I was browsing through Amazon’s book suggestions for me and came across an “art therapy” book intended for use with children. I have a deep interest in art therapy, and since my level of artistic ability is about that of an elementary-school child, I figured that the projects would probably not be too difficult. I’ve been dealing with a lot of stress and anxiety — some from art, some from caring for our four darling cats, some from concerns for family — so the idea of possibly working through some of my emotions through easy art projects appealed to me. I downloaded the book.

For a while, I just looked at the book cover and thought about doing a project. Finally, one day I decided I was ready to try an art therapy exercise. It was simple enough. Scribble, Scribble. Scribble. And then after scribbling, just turn the scribbles into a drawing, or color in various shapes, or just add whatever you want to “decorate” it. 

Even if I can’t draw or paint very well, I can scribble with the best of them! I was excited for the project, and my mind quickly went into creative mode. I decided to use red construction paper. It’s left over from our Chinese Fortune Envelopes project. My next decision was to use a thick black Sharpie. For me, the red was a way of expressing a certain amount of anger beneath the surface, and I loved the red-and-black contrast. So, I gathered my paper and Sharpie, sat down, and started scribbling with no thoughts of creating anything specific. I just scribbled and it felt good. 

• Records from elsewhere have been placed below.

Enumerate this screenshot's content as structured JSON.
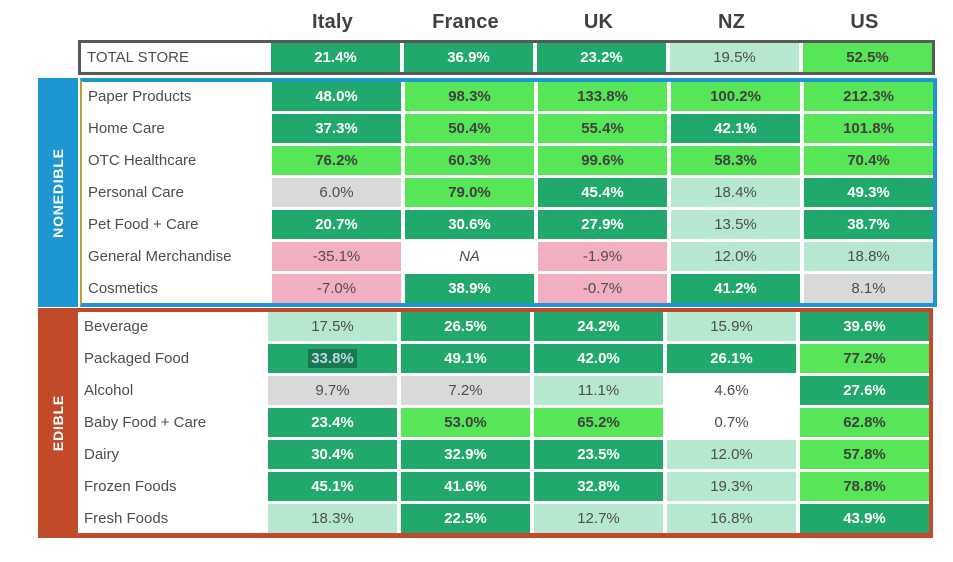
{
  "chart_data": {
    "type": "heatmap",
    "columns": [
      "Italy",
      "France",
      "UK",
      "NZ",
      "US"
    ],
    "total_row": {
      "label": "TOTAL STORE",
      "cells": [
        {
          "text": "21.4%",
          "style": "dark-green"
        },
        {
          "text": "36.9%",
          "style": "dark-green"
        },
        {
          "text": "23.2%",
          "style": "dark-green"
        },
        {
          "text": "19.5%",
          "style": "mint"
        },
        {
          "text": "52.5%",
          "style": "bright-green"
        }
      ]
    },
    "sections": [
      {
        "name": "NONEDIBLE",
        "rows": [
          {
            "label": "Paper Products",
            "cells": [
              {
                "text": "48.0%",
                "style": "dark-green"
              },
              {
                "text": "98.3%",
                "style": "bright-green"
              },
              {
                "text": "133.8%",
                "style": "bright-green"
              },
              {
                "text": "100.2%",
                "style": "bright-green"
              },
              {
                "text": "212.3%",
                "style": "bright-green"
              }
            ]
          },
          {
            "label": "Home Care",
            "cells": [
              {
                "text": "37.3%",
                "style": "dark-green"
              },
              {
                "text": "50.4%",
                "style": "bright-green"
              },
              {
                "text": "55.4%",
                "style": "bright-green"
              },
              {
                "text": "42.1%",
                "style": "dark-green"
              },
              {
                "text": "101.8%",
                "style": "bright-green"
              }
            ]
          },
          {
            "label": "OTC Healthcare",
            "cells": [
              {
                "text": "76.2%",
                "style": "bright-green"
              },
              {
                "text": "60.3%",
                "style": "bright-green"
              },
              {
                "text": "99.6%",
                "style": "bright-green"
              },
              {
                "text": "58.3%",
                "style": "bright-green"
              },
              {
                "text": "70.4%",
                "style": "bright-green"
              }
            ]
          },
          {
            "label": "Personal Care",
            "cells": [
              {
                "text": "6.0%",
                "style": "gray"
              },
              {
                "text": "79.0%",
                "style": "bright-green"
              },
              {
                "text": "45.4%",
                "style": "dark-green"
              },
              {
                "text": "18.4%",
                "style": "mint"
              },
              {
                "text": "49.3%",
                "style": "dark-green"
              }
            ]
          },
          {
            "label": "Pet Food + Care",
            "cells": [
              {
                "text": "20.7%",
                "style": "dark-green"
              },
              {
                "text": "30.6%",
                "style": "dark-green"
              },
              {
                "text": "27.9%",
                "style": "dark-green"
              },
              {
                "text": "13.5%",
                "style": "mint"
              },
              {
                "text": "38.7%",
                "style": "dark-green"
              }
            ]
          },
          {
            "label": "General Merchandise",
            "cells": [
              {
                "text": "-35.1%",
                "style": "pink"
              },
              {
                "text": "NA",
                "style": "plain",
                "italic": true
              },
              {
                "text": "-1.9%",
                "style": "pink"
              },
              {
                "text": "12.0%",
                "style": "mint"
              },
              {
                "text": "18.8%",
                "style": "mint"
              }
            ]
          },
          {
            "label": "Cosmetics",
            "cells": [
              {
                "text": "-7.0%",
                "style": "pink"
              },
              {
                "text": "38.9%",
                "style": "dark-green"
              },
              {
                "text": "-0.7%",
                "style": "pink"
              },
              {
                "text": "41.2%",
                "style": "dark-green"
              },
              {
                "text": "8.1%",
                "style": "gray"
              }
            ]
          }
        ]
      },
      {
        "name": "EDIBLE",
        "rows": [
          {
            "label": "Beverage",
            "cells": [
              {
                "text": "17.5%",
                "style": "mint"
              },
              {
                "text": "26.5%",
                "style": "dark-green"
              },
              {
                "text": "24.2%",
                "style": "dark-green"
              },
              {
                "text": "15.9%",
                "style": "mint"
              },
              {
                "text": "39.6%",
                "style": "dark-green"
              }
            ]
          },
          {
            "label": "Packaged Food",
            "cells": [
              {
                "text": "33.8%",
                "style": "dark-green",
                "selected": true
              },
              {
                "text": "49.1%",
                "style": "dark-green"
              },
              {
                "text": "42.0%",
                "style": "dark-green"
              },
              {
                "text": "26.1%",
                "style": "dark-green"
              },
              {
                "text": "77.2%",
                "style": "bright-green"
              }
            ]
          },
          {
            "label": "Alcohol",
            "cells": [
              {
                "text": "9.7%",
                "style": "gray"
              },
              {
                "text": "7.2%",
                "style": "gray"
              },
              {
                "text": "11.1%",
                "style": "mint"
              },
              {
                "text": "4.6%",
                "style": "plain"
              },
              {
                "text": "27.6%",
                "style": "dark-green"
              }
            ]
          },
          {
            "label": "Baby Food + Care",
            "cells": [
              {
                "text": "23.4%",
                "style": "dark-green"
              },
              {
                "text": "53.0%",
                "style": "bright-green"
              },
              {
                "text": "65.2%",
                "style": "bright-green"
              },
              {
                "text": "0.7%",
                "style": "plain"
              },
              {
                "text": "62.8%",
                "style": "bright-green"
              }
            ]
          },
          {
            "label": "Dairy",
            "cells": [
              {
                "text": "30.4%",
                "style": "dark-green"
              },
              {
                "text": "32.9%",
                "style": "dark-green"
              },
              {
                "text": "23.5%",
                "style": "dark-green"
              },
              {
                "text": "12.0%",
                "style": "mint"
              },
              {
                "text": "57.8%",
                "style": "bright-green"
              }
            ]
          },
          {
            "label": "Frozen Foods",
            "cells": [
              {
                "text": "45.1%",
                "style": "dark-green"
              },
              {
                "text": "41.6%",
                "style": "dark-green"
              },
              {
                "text": "32.8%",
                "style": "dark-green"
              },
              {
                "text": "19.3%",
                "style": "mint"
              },
              {
                "text": "78.8%",
                "style": "bright-green"
              }
            ]
          },
          {
            "label": "Fresh Foods",
            "cells": [
              {
                "text": "18.3%",
                "style": "mint"
              },
              {
                "text": "22.5%",
                "style": "dark-green"
              },
              {
                "text": "12.7%",
                "style": "mint"
              },
              {
                "text": "16.8%",
                "style": "mint"
              },
              {
                "text": "43.9%",
                "style": "dark-green"
              }
            ]
          }
        ]
      }
    ],
    "legend_note": "cell fill encodes growth magnitude",
    "cell_style_colors": {
      "dark-green": "#21A86B",
      "bright-green": "#57E657",
      "mint": "#B5E8CE",
      "gray": "#D9D9D9",
      "pink": "#F3AFC2",
      "plain": "#FFFFFF"
    }
  },
  "theme": {
    "dark_green": "#21A86B",
    "bright_green": "#57E657",
    "mint": "#B5E8CE",
    "gray": "#D9D9D9",
    "pink": "#F3AFC2",
    "blue": "#1E96D2",
    "red": "#C14A2B",
    "olive": "#B8A23A",
    "border_dark": "#595959",
    "header_text": "#404040",
    "text_dark": "#4D4D4D",
    "selection_bg": "#1A7850",
    "selection_text": "#B9D8E6"
  }
}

Now comes the tricky part. How could I transform my scribble into a drawing? Immediately I thought back to all the neurographic drawings I did in the past. While they were interesting and fun, they were also tiresome. I knew I certainly didn’t want to do that again! But I quickly saw a face, so I went with that.  Subconsciously I knew I was being influenced by this line drawing of Matisse:


Maybe you can see the influence, maybe not. I wasn’t trying to “copy” what Matisse had done, but as I continued transforming my scribbles, my thoughts did go to Matisse. 

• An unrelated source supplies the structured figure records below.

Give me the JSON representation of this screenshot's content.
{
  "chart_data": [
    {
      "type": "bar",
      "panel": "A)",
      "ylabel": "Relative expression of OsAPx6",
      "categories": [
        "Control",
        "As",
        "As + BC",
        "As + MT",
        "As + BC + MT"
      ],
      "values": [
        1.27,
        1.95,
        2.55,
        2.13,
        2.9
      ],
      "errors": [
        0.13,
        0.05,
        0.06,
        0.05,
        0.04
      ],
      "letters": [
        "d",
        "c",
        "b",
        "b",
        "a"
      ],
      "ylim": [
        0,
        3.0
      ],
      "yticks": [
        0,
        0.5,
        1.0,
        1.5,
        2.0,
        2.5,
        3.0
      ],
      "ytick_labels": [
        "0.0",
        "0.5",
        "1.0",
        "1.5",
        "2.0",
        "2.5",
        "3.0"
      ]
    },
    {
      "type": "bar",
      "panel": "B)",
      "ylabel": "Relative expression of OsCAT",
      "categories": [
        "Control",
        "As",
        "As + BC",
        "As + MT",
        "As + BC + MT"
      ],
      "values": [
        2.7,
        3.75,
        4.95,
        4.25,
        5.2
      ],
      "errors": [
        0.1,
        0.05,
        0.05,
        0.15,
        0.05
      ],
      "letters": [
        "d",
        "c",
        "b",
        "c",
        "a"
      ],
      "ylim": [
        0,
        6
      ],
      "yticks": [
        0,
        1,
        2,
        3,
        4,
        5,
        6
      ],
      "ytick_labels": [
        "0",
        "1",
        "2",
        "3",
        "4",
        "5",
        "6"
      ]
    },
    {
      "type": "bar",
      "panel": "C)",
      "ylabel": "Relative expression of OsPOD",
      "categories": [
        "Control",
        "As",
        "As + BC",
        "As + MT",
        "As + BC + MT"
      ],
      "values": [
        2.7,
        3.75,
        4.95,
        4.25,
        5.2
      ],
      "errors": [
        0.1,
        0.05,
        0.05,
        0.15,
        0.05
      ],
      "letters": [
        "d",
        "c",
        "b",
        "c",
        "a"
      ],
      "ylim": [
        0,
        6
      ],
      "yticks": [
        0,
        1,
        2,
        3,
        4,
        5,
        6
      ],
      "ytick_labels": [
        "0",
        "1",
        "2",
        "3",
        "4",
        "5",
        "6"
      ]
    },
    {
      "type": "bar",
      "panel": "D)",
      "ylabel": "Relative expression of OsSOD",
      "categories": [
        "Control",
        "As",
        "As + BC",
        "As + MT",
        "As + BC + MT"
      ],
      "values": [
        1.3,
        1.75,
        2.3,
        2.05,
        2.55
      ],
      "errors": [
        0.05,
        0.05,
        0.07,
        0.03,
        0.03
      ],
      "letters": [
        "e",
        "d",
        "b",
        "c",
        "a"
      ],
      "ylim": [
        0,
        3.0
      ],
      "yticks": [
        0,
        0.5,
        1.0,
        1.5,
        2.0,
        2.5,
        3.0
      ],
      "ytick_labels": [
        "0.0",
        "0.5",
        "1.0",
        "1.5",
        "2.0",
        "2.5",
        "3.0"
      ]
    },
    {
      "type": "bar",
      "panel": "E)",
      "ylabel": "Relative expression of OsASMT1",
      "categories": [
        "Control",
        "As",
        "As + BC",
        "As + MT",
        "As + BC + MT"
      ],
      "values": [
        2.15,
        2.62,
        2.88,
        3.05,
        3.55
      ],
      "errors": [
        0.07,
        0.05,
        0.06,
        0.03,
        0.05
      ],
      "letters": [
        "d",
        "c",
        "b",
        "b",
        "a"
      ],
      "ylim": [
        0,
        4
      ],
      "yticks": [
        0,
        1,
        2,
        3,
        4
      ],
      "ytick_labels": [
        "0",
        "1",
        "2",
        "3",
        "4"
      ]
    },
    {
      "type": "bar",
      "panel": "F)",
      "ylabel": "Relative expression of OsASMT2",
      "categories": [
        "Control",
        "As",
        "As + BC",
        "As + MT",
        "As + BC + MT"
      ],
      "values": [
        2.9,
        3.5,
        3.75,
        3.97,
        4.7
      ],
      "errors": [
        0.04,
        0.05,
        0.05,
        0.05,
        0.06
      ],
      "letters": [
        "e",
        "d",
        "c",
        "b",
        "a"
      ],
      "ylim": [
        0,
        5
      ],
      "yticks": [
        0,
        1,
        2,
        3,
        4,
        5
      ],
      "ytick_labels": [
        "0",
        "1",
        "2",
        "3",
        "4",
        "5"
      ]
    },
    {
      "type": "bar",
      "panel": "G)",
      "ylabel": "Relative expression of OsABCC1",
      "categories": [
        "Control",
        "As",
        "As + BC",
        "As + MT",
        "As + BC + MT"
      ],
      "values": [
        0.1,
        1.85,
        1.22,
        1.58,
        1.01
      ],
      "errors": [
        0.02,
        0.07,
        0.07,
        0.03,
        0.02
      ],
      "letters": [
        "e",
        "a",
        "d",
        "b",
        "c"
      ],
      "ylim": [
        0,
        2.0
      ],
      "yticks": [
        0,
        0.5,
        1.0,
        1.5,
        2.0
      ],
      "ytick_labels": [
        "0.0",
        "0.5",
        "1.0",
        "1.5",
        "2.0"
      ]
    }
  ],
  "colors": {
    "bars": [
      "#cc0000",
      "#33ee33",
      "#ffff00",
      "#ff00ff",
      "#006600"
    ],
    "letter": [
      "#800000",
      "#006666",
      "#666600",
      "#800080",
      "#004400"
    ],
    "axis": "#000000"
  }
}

Does this “Red Lady” have any emotional meaning behind it? Was I expressing anger at being a woman? Was I subconsciously revealing feelings of chaos, imperfection, and ugliness regarding the concepts of femininity? I don’t know. 

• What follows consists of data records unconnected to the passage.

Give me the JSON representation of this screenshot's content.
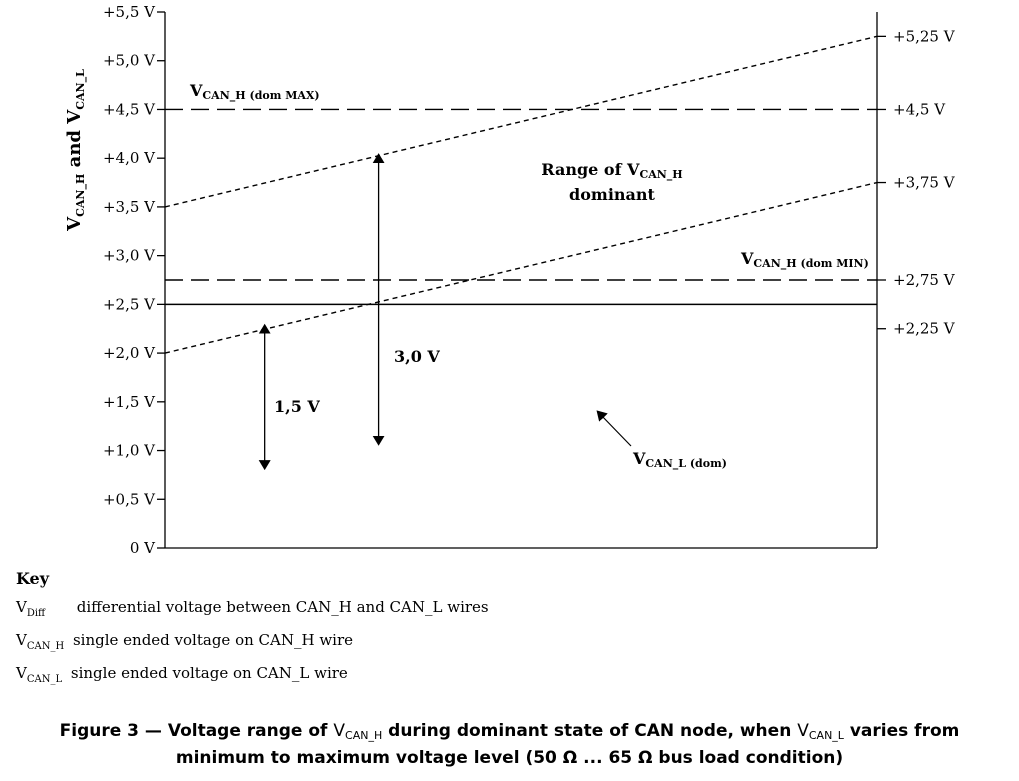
{
  "chart_data": {
    "type": "line",
    "ylabel": {
      "v1": "V",
      "s1": "CAN_H",
      "mid": " and V",
      "s2": "CAN_L"
    },
    "ylim": [
      0,
      5.5
    ],
    "yticks_left": [
      "0 V",
      "+0,5 V",
      "+1,0 V",
      "+1,5 V",
      "+2,0 V",
      "+2,5 V",
      "+3,0 V",
      "+3,5 V",
      "+4,0 V",
      "+4,5 V",
      "+5,0 V",
      "+5,5 V"
    ],
    "yticks_right": [
      {
        "value": 5.25,
        "label": "+5,25 V"
      },
      {
        "value": 4.5,
        "label": "+4,5 V"
      },
      {
        "value": 3.75,
        "label": "+3,75 V"
      },
      {
        "value": 2.75,
        "label": "+2,75 V"
      },
      {
        "value": 2.25,
        "label": "+2,25 V"
      }
    ],
    "series": [
      {
        "style": "dotted",
        "x": [
          0,
          1
        ],
        "y": [
          3.5,
          5.25
        ]
      },
      {
        "style": "dotted",
        "x": [
          0,
          1
        ],
        "y": [
          2.0,
          3.75
        ]
      },
      {
        "style": "dashed",
        "x": [
          0,
          1
        ],
        "y": [
          4.5,
          4.5
        ]
      },
      {
        "style": "dashed",
        "x": [
          0,
          1
        ],
        "y": [
          2.75,
          2.75
        ]
      },
      {
        "style": "solid",
        "x": [
          0,
          1
        ],
        "y": [
          2.5,
          2.5
        ]
      }
    ],
    "annotations": {
      "vmax": {
        "v": "V",
        "sub": "CAN_H (dom MAX)"
      },
      "vmin": {
        "v": "V",
        "sub": "CAN_H (dom MIN)"
      },
      "range_line1": "Range of  V",
      "range_sub": "CAN_H",
      "range_line2": "dominant",
      "v30": "3,0 V",
      "v15": "1,5 V",
      "vcanl": {
        "v": "V",
        "sub": "CAN_L (dom)"
      }
    },
    "arrows": [
      {
        "x": 0.3,
        "y_from": 1.1,
        "y_to": 4.0
      },
      {
        "x": 0.14,
        "y_from": 0.85,
        "y_to": 2.25
      }
    ]
  },
  "key": {
    "title": "Key",
    "items": [
      {
        "sym": "V",
        "sub": "Diff",
        "text": "differential voltage between CAN_H and CAN_L wires"
      },
      {
        "sym": "V",
        "sub": "CAN_H",
        "text": "single ended voltage on CAN_H wire"
      },
      {
        "sym": "V",
        "sub": "CAN_L",
        "text": "single ended voltage on CAN_L wire"
      }
    ]
  },
  "caption": {
    "p1": "Figure 3 — Voltage range of ",
    "v1": "V",
    "s1": "CAN_H",
    "p2": " during dominant state of CAN node, when ",
    "v2": "V",
    "s2": "CAN_L",
    "p3": " varies from",
    "line2": "minimum to maximum voltage level (50 Ω ... 65 Ω bus load condition)"
  }
}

What I do know is that I enjoyed the project. Here’s why:

  • This project actually got me back to the studio
  • I made conscious creative decisions and liked the result
  • I successfully completed the project
  • I can see creative elements in the finished “drawing”

So, there’s my little art project for today. I hope you can, in some way, appreciate the creative spirit behind my “Red Lady”.


  1. Your “Red Lady” is fun and fascinating. I see other things in there: a cat’s head, a pointy “witches hat,” a pterodactyl, and lots of little eyes. Hooray for scribbling and doodling and the freedom to create mind- wandering art! 🤗

    Liked by 1 person

  2. This is such an inspirational article. Coming back — or starting new — to a personal art form is not always easy. There’s always something else to do. Someplace else to be. But art is such wonderful therapy I wish everyone dabbled in it. Who cares if you get published/artwork sold/100,000 likes on FB. It feels good to express what’s going on with you (or others) with a pen, a paintbrush, or knitting needle. Good job!

    Liked by 1 person

    1. I have a somewhat difficult relationship with art, and I think that’s something I’ll be exploring more in future “therapy” sessions. I’m creative, and I love colors, so there’s that, but I also have a lot of negative feelings I need to work through. It’s taken me a long time to see myself as “an artist”, but I’m still far from being the artist I want to be. I’m trying to reconcile “what is” with “what I wish”. That’s a challenge.